By: K. Michelle Moran | Grosse Pointe Times | Published December 4, 2018


GROSSE POINTE CITY — The baby pool at Neff Park will be getting something new for the coming season, but that doesn’t mean any changes are coming.

The weathered center play feature, known as a Star Burst, is going to be replaced with a new Star Burst, which will likely be up and running for next summer’s swimming season. During a meeting Oct. 15, the Grosse Pointe City Council voted unanimously in favor of purchasing a new Star Burst from Ashland, Ohio-based Rain Drop Products LLC for $25,107. Parks and Recreation Director Christopher Hardenbrook said Rain Drop is the sole manufacturer for this particular piece of equipment.

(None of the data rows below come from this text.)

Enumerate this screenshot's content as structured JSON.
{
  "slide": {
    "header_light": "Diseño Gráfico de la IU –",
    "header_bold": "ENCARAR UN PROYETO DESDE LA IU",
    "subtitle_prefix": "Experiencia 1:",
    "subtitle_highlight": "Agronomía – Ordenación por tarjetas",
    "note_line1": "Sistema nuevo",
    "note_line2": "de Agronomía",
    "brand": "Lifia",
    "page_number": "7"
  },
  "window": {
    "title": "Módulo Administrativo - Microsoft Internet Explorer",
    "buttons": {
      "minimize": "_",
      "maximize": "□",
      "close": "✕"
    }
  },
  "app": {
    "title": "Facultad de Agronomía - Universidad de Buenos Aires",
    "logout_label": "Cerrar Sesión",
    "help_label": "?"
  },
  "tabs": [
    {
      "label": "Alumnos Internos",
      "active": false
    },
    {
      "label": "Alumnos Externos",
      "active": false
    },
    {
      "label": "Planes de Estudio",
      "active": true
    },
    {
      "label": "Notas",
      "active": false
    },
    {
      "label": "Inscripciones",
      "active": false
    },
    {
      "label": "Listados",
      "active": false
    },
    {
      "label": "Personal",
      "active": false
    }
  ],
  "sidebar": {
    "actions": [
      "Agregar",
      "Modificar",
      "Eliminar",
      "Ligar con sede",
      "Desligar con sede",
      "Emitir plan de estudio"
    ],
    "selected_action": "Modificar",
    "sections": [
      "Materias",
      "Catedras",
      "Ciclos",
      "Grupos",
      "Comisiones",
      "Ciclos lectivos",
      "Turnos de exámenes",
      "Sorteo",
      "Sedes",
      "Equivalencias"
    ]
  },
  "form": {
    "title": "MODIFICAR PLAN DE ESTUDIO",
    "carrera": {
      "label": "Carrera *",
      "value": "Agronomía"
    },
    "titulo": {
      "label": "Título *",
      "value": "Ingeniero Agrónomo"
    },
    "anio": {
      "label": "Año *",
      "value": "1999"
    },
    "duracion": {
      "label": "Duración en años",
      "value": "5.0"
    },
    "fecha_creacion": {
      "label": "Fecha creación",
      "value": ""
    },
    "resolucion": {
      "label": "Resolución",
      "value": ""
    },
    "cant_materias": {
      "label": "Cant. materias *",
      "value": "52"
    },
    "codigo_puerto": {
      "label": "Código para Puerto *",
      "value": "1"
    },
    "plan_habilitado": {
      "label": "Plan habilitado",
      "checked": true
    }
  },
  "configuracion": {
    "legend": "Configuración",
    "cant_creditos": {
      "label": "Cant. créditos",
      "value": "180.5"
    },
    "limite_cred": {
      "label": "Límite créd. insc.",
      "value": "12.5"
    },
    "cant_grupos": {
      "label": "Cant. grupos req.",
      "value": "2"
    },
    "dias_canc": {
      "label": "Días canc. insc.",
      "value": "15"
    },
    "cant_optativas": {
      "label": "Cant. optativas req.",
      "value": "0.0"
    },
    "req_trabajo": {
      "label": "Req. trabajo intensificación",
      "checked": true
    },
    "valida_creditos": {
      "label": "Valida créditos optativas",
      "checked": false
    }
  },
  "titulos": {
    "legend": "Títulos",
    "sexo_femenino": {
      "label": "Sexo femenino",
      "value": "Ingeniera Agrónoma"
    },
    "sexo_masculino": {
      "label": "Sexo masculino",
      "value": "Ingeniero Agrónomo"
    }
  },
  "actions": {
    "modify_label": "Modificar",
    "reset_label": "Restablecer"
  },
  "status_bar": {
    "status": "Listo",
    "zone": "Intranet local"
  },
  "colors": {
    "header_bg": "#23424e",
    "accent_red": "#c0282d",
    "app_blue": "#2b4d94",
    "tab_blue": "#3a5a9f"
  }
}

Hardenbrook said the baby pool “just completed its 17th season,” and the new Star Burst is expected to last another 15 to 20 years with proper maintenance.

Besides looking faded and worn, he said, the old Star Burst had also broken down after nearly two decades.

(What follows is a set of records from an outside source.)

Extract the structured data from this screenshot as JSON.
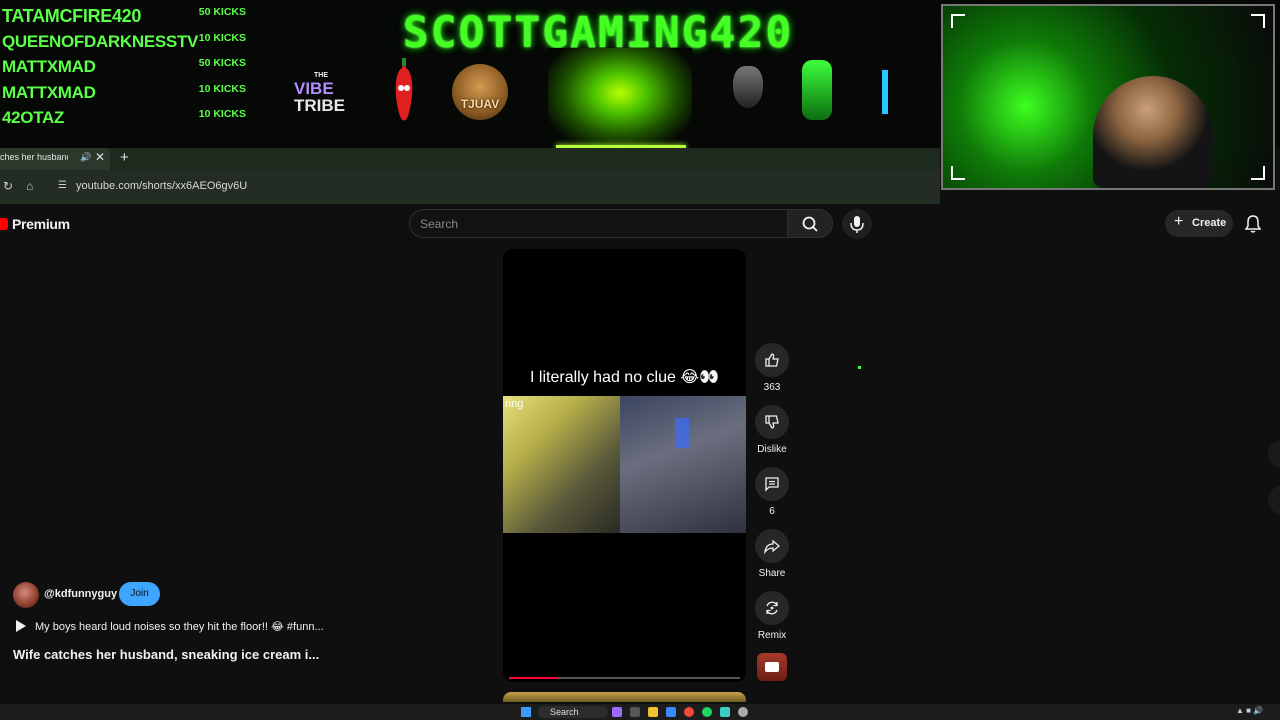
{
  "overlay": {
    "kicks": [
      {
        "name": "TATAMCFIRE420",
        "amount": "50 KICKS"
      },
      {
        "name": "QUEENOFDARKNESSTV",
        "amount": "10 KICKS"
      },
      {
        "name": "MATTXMAD",
        "amount": "50 KICKS"
      },
      {
        "name": "MATTXMAD",
        "amount": "10 KICKS"
      },
      {
        "name": "42OTAZ",
        "amount": "10 KICKS"
      }
    ],
    "title": "SCOTTGAMING420",
    "vibe_the": "THE",
    "vibe_vibe": "VIBE",
    "vibe_tribe": "TRIBE",
    "tjuav": "TJUAV",
    "accent": "#44ff22"
  },
  "browser": {
    "tab_title": "ches her husband,",
    "url": "youtube.com/shorts/xx6AEO6gv6U"
  },
  "youtube": {
    "logo": "Premium",
    "search_placeholder": "Search",
    "create_label": "Create",
    "short": {
      "caption": "I literally had no clue 😂👀",
      "watermark": "ring",
      "progress_fraction": 0.21
    },
    "actions": {
      "likes": "363",
      "dislike_label": "Dislike",
      "comments": "6",
      "share_label": "Share",
      "remix_label": "Remix"
    },
    "channel": {
      "handle": "@kdfunnyguy",
      "join_label": "Join"
    },
    "description": "My boys heard loud noises so they hit the floor!! 😂 #funn...",
    "title": "Wife catches her husband, sneaking ice cream i..."
  },
  "taskbar": {
    "search_label": "Search"
  }
}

“Due to the years of use and exposure to (pool) chemicals and weather, the features have been stripped of (their) protective coating, exposing bare fiberglass below the distinct water lines,” Hardenbrook said. “Five of the six Star Burst features do not work properly due to rusted valves, broken gaskets or missing parts.”

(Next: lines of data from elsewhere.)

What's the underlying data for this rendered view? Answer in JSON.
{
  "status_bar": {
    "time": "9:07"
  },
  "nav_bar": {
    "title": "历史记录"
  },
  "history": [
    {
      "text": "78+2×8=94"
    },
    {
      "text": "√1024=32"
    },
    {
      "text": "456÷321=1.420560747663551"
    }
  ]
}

Some council members wondered about other options for the pool, given that this item is only made by one supplier.

“How many other companies are there out there that do stuff like this?” City Councilman Andrew Turnbull asked.

Hardenbrook said there are “a lot” of companies that manufacture pool features, but while they might be able to create something with similar components to the existing Star Burst, replacing it with something different or trying to replace it piecemeal would dramatically “increase the cost” for the City.

Hardenbrook said the City would need to install “the exact same (play) feature in order to have the proper alignment for connecting six supply mounts located in the surface of the pool’s bottom.”

He said they’re trying to lengthen the life of the baby pool, which was resurfaced in 2016. There’s $50,000 available in the City’s capital projects fund to replace the play features on the Neff Park baby pool, Hardenbrook said. He said the nonprofit City of Grosse Pointe Foundation is in talks with City officials about possibly covering the costs associated with replacing those other features.

“Sounds good to me,” City Councilman Daniel Williams said.